CHOLESTEROL A MIAŻDŻYCA

To bodaj największy mit, z którym warto się w końcu rozprawić. W dalszym ciągu pokutuje błędne przeświadczenie, że cholesterol odkłada się w ścianach naczyń krwionośnych w postaci blaszki miażdżycowej. Jednak te złogi mają charakter mineralny, więc są to po prostu zwapnienia. Zaledwie 1-3% stanowi utleniony cholesterol, chyba że organizm tworzy dobre warunki do tego, aby wapń łączył się z cholesterolem. Tak się dzieje z powodu podwyższonego poziomu homocysteiny. Sprzyja temu również niska podaż witamin z grupy B - B6, B9 (kwas foliowy) oraz B12.

Drugim ważnym aspektem jest podaż witaminy D3, K2, magnezu i boru w odpowiednich proporcjach. Dzięki temu wapń lokuje się w kościach, a nie w naczyniach krwionośnych w postaci blaszek miażdżycowych.. 

W każdym razie należy wyraźnie podkreślić, że w żadnym przypadku cholesterol bezpośrednio nie odpowiada za tworzenie się blaszek miażdżycowych. Wniosek jest zatem oczywisty – nie można tej substancji uznać za przyczynę pojawienia się miażdżycy oraz jej skutków w postaci zawału serca czy udaru niedokrwiennego mózgu. Takie podejście prezentuje nie tylko naturoterapia, ale także grono lekarzy – specjalistów. 

CZYM JEST HOMOCYSTEINA?

Homocysteina to aminokwas siarkowy, który powstaje z metioniny. Z kolei metionina jest aminokwasem niezbędnym, dlatego ważne jest, aby go dostarczać do organizmu z pożywieniem. Jednak nadmiar mięsa i produktów mięsnych w diecie powoduje nadmiar metioniny, która może przekształcać się w homocysteinę. I analogicznie w takiej sytuacji nadmiar homocysteiny będzie prowadził do uszkodzenia naczyń krwionośnych. Właśnie wtedy, i tylko wtedy, cholesterol może przyklejać się do ich ścianek. Aby temu zapobiec, należy dbać o wystarczającą ilość trzech witamin z grupy B, a więc B6, B9 (kwas foliowy) i B12, ponieważ pozwalają one na powtórne przekształcanie homocysteiny w metioninę.  Powinni o tym pamiętać zwłaszcza wegetarianie i weganie, ponieważ ta ostatnia witamina praktycznie nie występuje w roślinach, zatem niezbędna jest jej suplementacja.
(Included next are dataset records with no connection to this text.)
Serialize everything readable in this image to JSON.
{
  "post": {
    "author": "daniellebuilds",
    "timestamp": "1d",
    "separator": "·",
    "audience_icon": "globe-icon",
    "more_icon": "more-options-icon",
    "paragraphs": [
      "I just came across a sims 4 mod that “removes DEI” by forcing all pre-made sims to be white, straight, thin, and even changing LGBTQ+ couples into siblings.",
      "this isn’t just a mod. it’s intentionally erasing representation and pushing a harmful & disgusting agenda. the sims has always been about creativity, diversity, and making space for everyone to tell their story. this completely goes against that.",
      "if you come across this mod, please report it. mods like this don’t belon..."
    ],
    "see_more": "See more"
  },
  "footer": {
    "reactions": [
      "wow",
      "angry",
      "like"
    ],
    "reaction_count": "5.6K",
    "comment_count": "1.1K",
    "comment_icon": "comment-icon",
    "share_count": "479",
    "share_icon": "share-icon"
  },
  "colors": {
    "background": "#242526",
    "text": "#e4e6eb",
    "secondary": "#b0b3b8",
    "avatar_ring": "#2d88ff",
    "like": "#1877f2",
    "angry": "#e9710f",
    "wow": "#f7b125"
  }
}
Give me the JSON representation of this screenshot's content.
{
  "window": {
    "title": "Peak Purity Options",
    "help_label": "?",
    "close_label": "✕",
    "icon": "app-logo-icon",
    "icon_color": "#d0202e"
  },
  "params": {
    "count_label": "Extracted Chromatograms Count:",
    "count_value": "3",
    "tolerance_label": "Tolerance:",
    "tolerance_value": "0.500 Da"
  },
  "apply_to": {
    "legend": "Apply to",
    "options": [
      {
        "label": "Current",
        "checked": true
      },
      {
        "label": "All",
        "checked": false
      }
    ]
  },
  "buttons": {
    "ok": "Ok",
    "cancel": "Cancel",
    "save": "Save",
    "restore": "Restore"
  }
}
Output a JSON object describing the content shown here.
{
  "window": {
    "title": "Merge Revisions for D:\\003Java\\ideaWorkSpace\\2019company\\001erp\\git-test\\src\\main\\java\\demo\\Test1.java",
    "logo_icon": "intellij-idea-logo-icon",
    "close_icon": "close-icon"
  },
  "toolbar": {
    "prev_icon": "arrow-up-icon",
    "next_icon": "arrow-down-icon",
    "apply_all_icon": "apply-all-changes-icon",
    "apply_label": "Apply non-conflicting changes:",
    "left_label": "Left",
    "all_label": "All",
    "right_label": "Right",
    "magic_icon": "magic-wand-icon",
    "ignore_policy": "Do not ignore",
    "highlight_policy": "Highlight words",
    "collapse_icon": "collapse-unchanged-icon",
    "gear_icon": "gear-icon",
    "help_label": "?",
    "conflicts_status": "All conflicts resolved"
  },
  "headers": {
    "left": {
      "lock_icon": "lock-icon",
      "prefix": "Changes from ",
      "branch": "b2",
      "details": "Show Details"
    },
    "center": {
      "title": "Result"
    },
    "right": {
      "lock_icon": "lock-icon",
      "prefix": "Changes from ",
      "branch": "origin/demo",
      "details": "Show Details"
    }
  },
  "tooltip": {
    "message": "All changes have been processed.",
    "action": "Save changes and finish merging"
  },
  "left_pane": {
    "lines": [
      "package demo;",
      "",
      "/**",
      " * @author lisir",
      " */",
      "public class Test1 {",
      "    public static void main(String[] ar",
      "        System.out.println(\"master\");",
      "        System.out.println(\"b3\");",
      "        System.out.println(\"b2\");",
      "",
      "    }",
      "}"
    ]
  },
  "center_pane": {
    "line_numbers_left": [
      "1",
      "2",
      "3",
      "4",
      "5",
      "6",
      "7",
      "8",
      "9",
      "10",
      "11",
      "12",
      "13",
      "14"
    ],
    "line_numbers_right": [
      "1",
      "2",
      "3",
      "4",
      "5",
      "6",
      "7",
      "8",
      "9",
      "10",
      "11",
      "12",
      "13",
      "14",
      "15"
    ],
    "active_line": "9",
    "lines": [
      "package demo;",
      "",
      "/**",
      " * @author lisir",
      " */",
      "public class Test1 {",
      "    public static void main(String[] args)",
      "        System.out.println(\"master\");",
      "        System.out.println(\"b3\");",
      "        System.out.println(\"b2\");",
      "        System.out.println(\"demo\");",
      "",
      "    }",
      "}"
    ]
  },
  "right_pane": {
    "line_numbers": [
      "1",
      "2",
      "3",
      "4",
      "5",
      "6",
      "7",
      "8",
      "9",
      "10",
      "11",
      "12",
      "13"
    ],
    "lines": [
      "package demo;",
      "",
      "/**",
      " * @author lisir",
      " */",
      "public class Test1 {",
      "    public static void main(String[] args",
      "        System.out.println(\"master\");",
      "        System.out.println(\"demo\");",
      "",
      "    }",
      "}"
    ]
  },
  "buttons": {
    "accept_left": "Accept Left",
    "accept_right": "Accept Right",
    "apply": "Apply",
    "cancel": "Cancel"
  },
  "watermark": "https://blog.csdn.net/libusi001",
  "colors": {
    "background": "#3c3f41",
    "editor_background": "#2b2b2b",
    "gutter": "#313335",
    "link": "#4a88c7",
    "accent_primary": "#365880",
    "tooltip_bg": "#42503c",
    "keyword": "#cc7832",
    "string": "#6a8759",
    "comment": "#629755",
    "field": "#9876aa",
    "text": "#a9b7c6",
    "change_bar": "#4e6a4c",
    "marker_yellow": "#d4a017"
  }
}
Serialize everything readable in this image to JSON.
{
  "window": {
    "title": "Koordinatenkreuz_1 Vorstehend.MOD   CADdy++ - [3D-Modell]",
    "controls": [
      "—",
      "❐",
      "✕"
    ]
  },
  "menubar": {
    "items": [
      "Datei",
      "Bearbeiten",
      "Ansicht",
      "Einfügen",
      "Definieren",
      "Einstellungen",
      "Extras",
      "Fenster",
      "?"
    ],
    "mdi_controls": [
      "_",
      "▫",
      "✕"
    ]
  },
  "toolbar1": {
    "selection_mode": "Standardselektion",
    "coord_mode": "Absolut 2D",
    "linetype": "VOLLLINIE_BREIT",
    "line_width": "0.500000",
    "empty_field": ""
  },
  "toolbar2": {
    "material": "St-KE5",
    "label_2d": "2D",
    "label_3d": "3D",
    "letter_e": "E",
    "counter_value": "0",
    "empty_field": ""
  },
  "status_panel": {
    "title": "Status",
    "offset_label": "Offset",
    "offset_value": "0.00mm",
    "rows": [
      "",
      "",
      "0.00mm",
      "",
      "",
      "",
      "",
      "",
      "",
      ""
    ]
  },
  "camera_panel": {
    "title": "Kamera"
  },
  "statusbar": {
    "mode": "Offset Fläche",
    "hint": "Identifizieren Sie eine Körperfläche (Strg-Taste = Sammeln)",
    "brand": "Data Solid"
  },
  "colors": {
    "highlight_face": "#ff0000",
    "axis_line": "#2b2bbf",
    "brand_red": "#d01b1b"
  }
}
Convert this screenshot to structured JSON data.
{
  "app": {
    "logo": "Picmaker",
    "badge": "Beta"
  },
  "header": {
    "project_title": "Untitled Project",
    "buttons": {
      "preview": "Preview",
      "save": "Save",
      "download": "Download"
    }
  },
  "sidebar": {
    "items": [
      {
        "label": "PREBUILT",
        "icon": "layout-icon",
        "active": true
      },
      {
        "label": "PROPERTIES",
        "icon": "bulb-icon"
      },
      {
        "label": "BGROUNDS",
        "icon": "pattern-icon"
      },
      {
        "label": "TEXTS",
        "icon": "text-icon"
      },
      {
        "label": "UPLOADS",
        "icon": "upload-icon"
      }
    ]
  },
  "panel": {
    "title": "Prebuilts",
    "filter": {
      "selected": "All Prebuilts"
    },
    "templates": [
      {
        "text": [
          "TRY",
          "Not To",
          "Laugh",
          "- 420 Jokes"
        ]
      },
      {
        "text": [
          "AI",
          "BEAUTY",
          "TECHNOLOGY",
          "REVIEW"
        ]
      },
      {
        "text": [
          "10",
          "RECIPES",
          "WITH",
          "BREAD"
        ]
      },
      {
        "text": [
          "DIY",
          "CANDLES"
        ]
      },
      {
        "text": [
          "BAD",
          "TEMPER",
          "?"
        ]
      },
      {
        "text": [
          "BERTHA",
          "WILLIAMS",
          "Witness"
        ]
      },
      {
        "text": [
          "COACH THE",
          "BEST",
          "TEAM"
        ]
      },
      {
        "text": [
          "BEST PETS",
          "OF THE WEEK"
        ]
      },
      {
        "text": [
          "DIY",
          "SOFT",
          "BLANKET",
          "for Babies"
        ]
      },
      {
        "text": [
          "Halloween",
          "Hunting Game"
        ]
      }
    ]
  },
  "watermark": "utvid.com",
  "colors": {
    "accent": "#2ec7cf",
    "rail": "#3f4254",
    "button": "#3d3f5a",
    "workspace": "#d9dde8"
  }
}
Oprócz nadmiernej ilości mięsa w codziennej diecie, do wysokiego poziomu homocysteiny przyczyniają się także papierosy, alkohol i niektóre leki.

PRZEŁOMOWE BADANIA

Z tymi mitami doskonale rozprawiło się dwóch lekarzy. Pierwszym z nich jest pochodzący z Danii Uffe Ravnskov, który w swojej książce „Cholesterol naukowe kłamstwo” przekonuje, że to właśnie wysoki poziom cholesterolu pomaga w utrzymaniu zdrowia. Takie refleksje wysnuwa na podstawie swoich wieloletnich badań, dzięki którym doszedł do wniosku, że nie ma żadnego związku pomiędzy cholesterolem a chorobami układu sercowo-naczyniowego. Co więcej, sposób żywienia nie wpływa na poziom cholesterolu we krwi w tak wielkim stopniu, jak się mu to przypisuje. Okazuje się nawet, że przy spożyciu małych ilości tłuszczy organizm zaczyna automatycznie produkować więcej cholesterolu w wątrobie, aby zaspokoić zapotrzebowanie na tę substancję. 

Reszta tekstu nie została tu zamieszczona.